International career
- Years: Team / Apps / (Points)
- 2025–: France / 1 / (0)

= Makarita Baleinadogo =

France international rugby union player

Makarita Baleinadogo (born 9 February 2002 in Tailevu Province, Fiji) is a Fijian born French rugby union player who can play in the back row or at prop. She plays for Stade Bordelais, and won the Élite 1 in 2025 with the club.

==Early life and career==
She was born in 2002 in the province of Tailevu Province, Fiji. Her father, Daniele Baleinadogo, is a former Fijian international rugby union player. She moved to France in 2010 and began playing rugby in 2015 at AS Mâcon, where her father played, she then played for CS Annonay.

== Rugby career ==
In 2018, she joined FC Grenoble Amazones. In both 2019 and 2020, she was selected for the French national team's training squad for players that are under 18 years.

She moved to Stade Bordelais in 2024 and won the 2024–25 Élite 1 with the team.

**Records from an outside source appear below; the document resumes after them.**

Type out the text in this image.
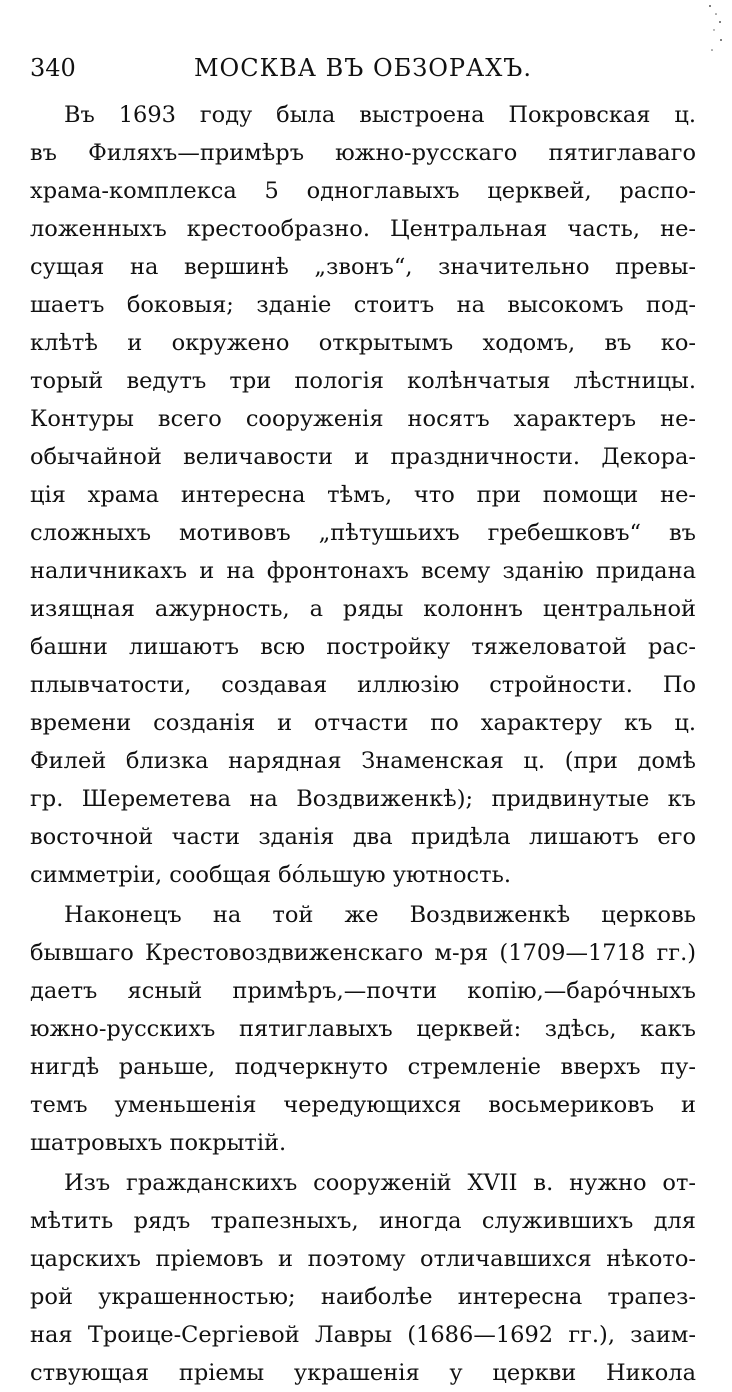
340	МОСКВА ВЪ ОБЗОРАХЪ.
Въ 1693 году была выстроена Покровская ц.
въ Филяхъ—примѣръ южно-русскаго пятиглаваго
храма-комплекса 5 одноглавыхъ церквей, распо-
ложенныхъ крестообразно. Центральная часть, не-
сущая на вершинѣ „звонъ“, значительно превы-
шаетъ боковыя; зданіе стоитъ на высокомъ под-
клѣтѣ и окружено открытымъ ходомъ, въ ко-
торый ведутъ три пологія колѣнчатыя лѣстницы.
Контуры всего сооруженія носятъ характеръ не-
обычайной величавости и праздничности. Декора-
ція храма интересна тѣмъ, что при помощи не-
сложныхъ мотивовъ „пѣтушьихъ гребешковъ“ въ
наличникахъ и на фронтонахъ всему зданію придана
изящная ажурность, а ряды колоннъ центральной
башни лишаютъ всю постройку тяжеловатой рас-
плывчатости, создавая иллюзію стройности. По
времени созданія и отчасти по характеру къ ц.
Филей близка нарядная Знаменская ц. (при домѣ
гр. Шереметева на Воздвиженкѣ); придвинутые къ
восточной части зданія два придѣла лишаютъ его
симметріи, сообщая бóльшую уютность.
Наконецъ на той же Воздвиженкѣ церковь
бывшаго Крестовоздвиженскаго м-ря (1709—1718 гг.)
даетъ ясный примѣръ,—почти копію,—барóчныхъ
южно-русскихъ пятиглавыхъ церквей: здѣсь, какъ
нигдѣ раньше, подчеркнуто стремленіе вверхъ пу-
темъ уменьшенія чередующихся восьмериковъ и
шатровыхъ покрытій.
Изъ гражданскихъ сооруженій XVII в. нужно от-
мѣтить рядъ трапезныхъ, иногда служившихъ для
царскихъ пріемовъ и поэтому отличавшихся нѣкото-
рой украшенностью; наиболѣе интересна трапез-
ная Троице-Сергіевой Лавры (1686—1692 гг.), заим-
ствующая пріемы украшенія у церкви Никола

In June 2025, she was selected for the French Under-20 team to play in the Six Nations Summer Series in Wales.

In August 2025 she was named in the French squad for the 2025 Women's Rugby World Cup by head coaches Gaëlle Mignot & David Ortiz. She made her international debut during the tournament on 31 August, she came off the bench in their 84–5 annihilation of Brazil.